I love what I know about you and them through your blog and my brief visit to your home. But while I'll continue to read these posts with interest, I think I'm going to stop commenting on them--at least publicly. There's a significant presence missing in the conversation (SH) and I just don't know enough to feel like I might be helpful.

I'm writing this because I read the certainty with which some of our blog-friends comment on this matter. I know you to be circumspect and in some degree self-reflective. But I hesitate to add my voice.

The analogy that comes to mind is that of a counselor whose client is coping with a problem in the next room. The door opens, client comes through and reports. Advice is given, client leaves. Repeat. The advisor relies on the advisee to report, but the problem is complex and the solution demands access to the mind of her client's co-campaigner. In such a circumstance, any advice is just as likely to be dangerous as it is to be helpful.

Good luck to you both.

jane said...

love your blog. heaven knows how i found it, but i've been reading it and totally loving you for months. have no advice, just good thoughts for you and also want to thank you for your unflinching honesty. it rocks.

Silliyak said...

Damn, Jim beat me to it. That's JUST what I was going to say.
So I'll say something else which won't be nearly as good.

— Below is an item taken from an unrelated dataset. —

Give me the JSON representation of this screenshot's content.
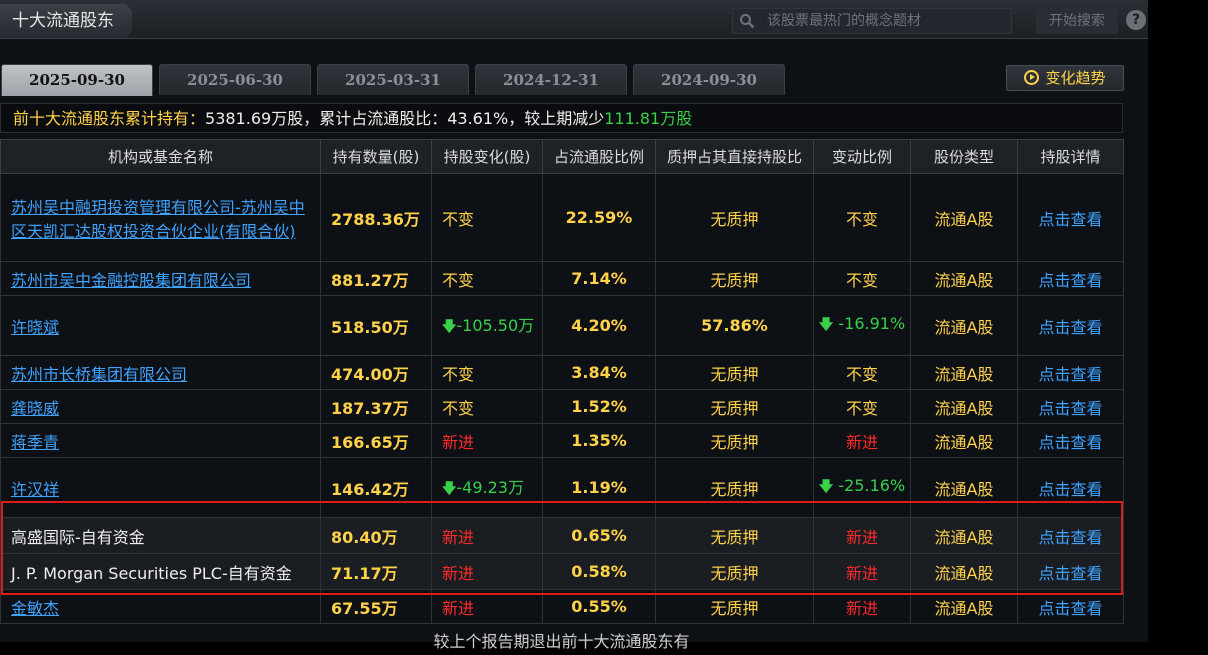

From my advanced years, I see the comments as "We care/love you" If you find nuggets in there that ring really true "Take what you can use and leave the rest".

Anonymous said...

Hard times, DH. I've been reading and wondering what I might usefully offer to you. From my perspective as perhaps an older reader, I would say that we all tend to lose the plot from time to time. Relationships are bloody hard to maintain and I think the pressure on us to be brilliant at relationships is enormous - while jen in or's comments are perfectly valid, they are a little unrealistic because they imply the ability of each of us always to know what to do and how to behave regardless of enviromental influences and internal responses. We get sidetracked, head down blind alleys, get into unhelpful thought/emotional patterns very easily and we're being bombarded all the time with messages from society/media/friends about how things 'should' be.

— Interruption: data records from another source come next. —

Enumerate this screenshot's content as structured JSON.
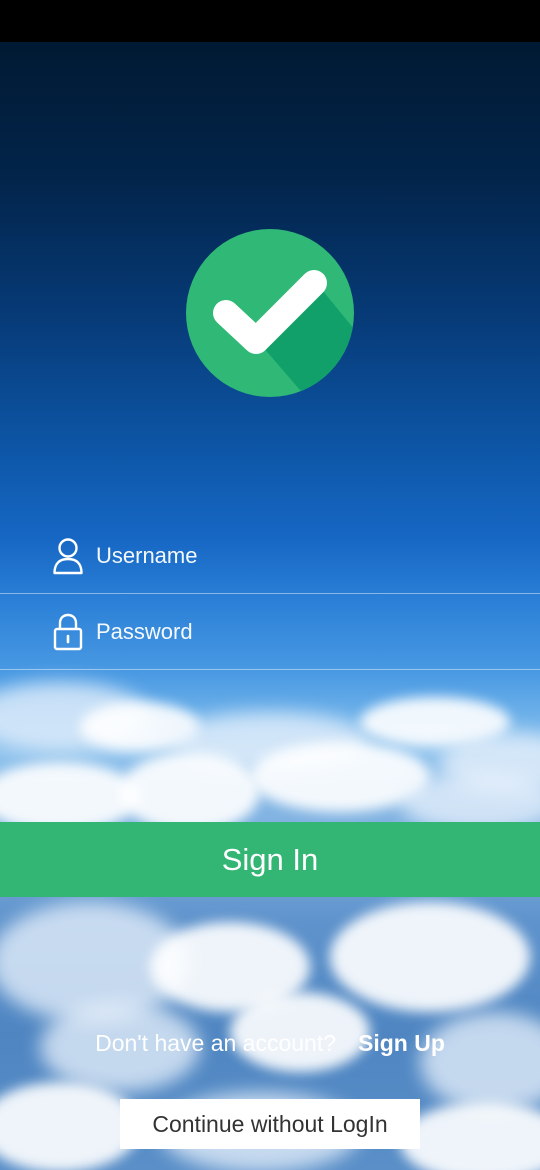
{
  "app": {
    "theme": {
      "accent": "#33b574",
      "check_circle": "#2fb876",
      "check_shadow": "#12a06a"
    }
  },
  "logo": {
    "icon": "check-circle-icon"
  },
  "form": {
    "username": {
      "placeholder": "Username",
      "icon": "user-icon"
    },
    "password": {
      "placeholder": "Password",
      "icon": "lock-icon"
    }
  },
  "actions": {
    "sign_in_label": "Sign In",
    "signup_prompt": "Don't have an account?",
    "signup_link": "Sign Up",
    "continue_label": "Continue without LogIn"
  }
}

You may know that I've worked in the therapy field and one of the most interesting pieces of research to come out of family therapy is that what seems to work is when couples stop wanting each other to be perfect and start to accept each other's imperfections and the relationship's imperfections - basically developing tolerance.

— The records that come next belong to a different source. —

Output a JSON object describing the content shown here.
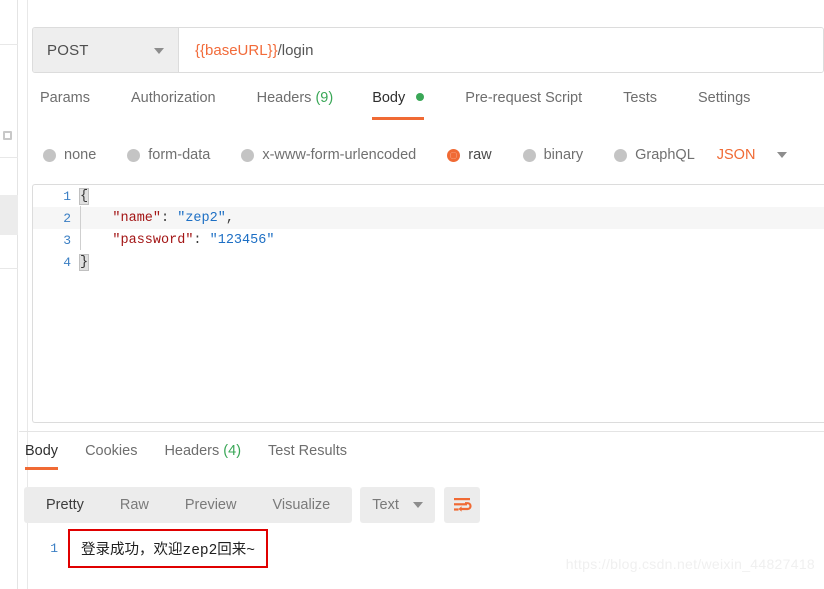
{
  "sidebar": {
    "icon": "settings-icon"
  },
  "request": {
    "method": "POST",
    "method_caret": "chevron-down-icon",
    "url_variable": "{{baseURL}}",
    "url_path": "/login",
    "tabs": [
      {
        "label": "Params",
        "active": false,
        "count": "",
        "dot": false
      },
      {
        "label": "Authorization",
        "active": false,
        "count": "",
        "dot": false
      },
      {
        "label": "Headers",
        "active": false,
        "count": "(9)",
        "dot": false
      },
      {
        "label": "Body",
        "active": true,
        "count": "",
        "dot": true
      },
      {
        "label": "Pre-request Script",
        "active": false,
        "count": "",
        "dot": false
      },
      {
        "label": "Tests",
        "active": false,
        "count": "",
        "dot": false
      },
      {
        "label": "Settings",
        "active": false,
        "count": "",
        "dot": false
      }
    ],
    "body_types": [
      {
        "label": "none",
        "selected": false
      },
      {
        "label": "form-data",
        "selected": false
      },
      {
        "label": "x-www-form-urlencoded",
        "selected": false
      },
      {
        "label": "raw",
        "selected": true
      },
      {
        "label": "binary",
        "selected": false
      },
      {
        "label": "GraphQL",
        "selected": false
      }
    ],
    "format_label": "JSON",
    "format_caret": "chevron-down-icon",
    "code_lines": [
      {
        "num": "1",
        "indent": "",
        "open_brace": "{",
        "key": "",
        "colon": "",
        "value": "",
        "comma": "",
        "close_brace": ""
      },
      {
        "num": "2",
        "indent": "    ",
        "open_brace": "",
        "key": "\"name\"",
        "colon": ": ",
        "value": "\"zep2\"",
        "comma": ",",
        "close_brace": ""
      },
      {
        "num": "3",
        "indent": "    ",
        "open_brace": "",
        "key": "\"password\"",
        "colon": ": ",
        "value": "\"123456\"",
        "comma": "",
        "close_brace": ""
      },
      {
        "num": "4",
        "indent": "",
        "open_brace": "",
        "key": "",
        "colon": "",
        "value": "",
        "comma": "",
        "close_brace": "}"
      }
    ]
  },
  "response": {
    "tabs": [
      {
        "label": "Body",
        "active": true,
        "count": ""
      },
      {
        "label": "Cookies",
        "active": false,
        "count": ""
      },
      {
        "label": "Headers",
        "active": false,
        "count": "(4)"
      },
      {
        "label": "Test Results",
        "active": false,
        "count": ""
      }
    ],
    "format_buttons": [
      {
        "label": "Pretty",
        "active": true
      },
      {
        "label": "Raw",
        "active": false
      },
      {
        "label": "Preview",
        "active": false
      },
      {
        "label": "Visualize",
        "active": false
      }
    ],
    "content_type": "Text",
    "content_type_caret": "chevron-down-icon",
    "wrap_icon": "word-wrap-icon",
    "body_line_number": "1",
    "body_text": "登录成功，欢迎zep2回来~"
  },
  "watermark": "https://blog.csdn.net/weixin_44827418",
  "colors": {
    "accent": "#f06a34",
    "green": "#3aa757",
    "highlight_red": "#e00000",
    "json_key": "#a31515",
    "json_string": "#1d6fc4",
    "line_number": "#3b7fc4"
  }
}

The most useful thing you could probably do in therapy is to find out what you both want - do you want to stay together? (he seems to be indicating that he does even if he doesn't know how to do it). What would an acceptable relationship look like? What would you each be doing (and check out what difference it would make if you were doing those things - we often speak in code - for example, you could ask SH what difference it would make if you drank less - the fact that he didn't notice that you have been would suggest that he's using that as 'code' for something else he wants). What are the core elements of your relationship that *must* be in place? What (behaviours, forgettings, stupidities) could you let pass/tolerate? Rate yourselves on a scale of 0 to 10 where 0 is you're definitely going for divorce and 10 is marriage made in heaven - where are you now? How do you know? What's going well/working right now? Then what's the next step - something you can do in the next few days to start inching back up the scale?

This is a lot more useful and practical than spending time in therapy talking about what each has done and how you 'feel' - those sorts of conversations tend to go round in circles and reinforce bad feelings.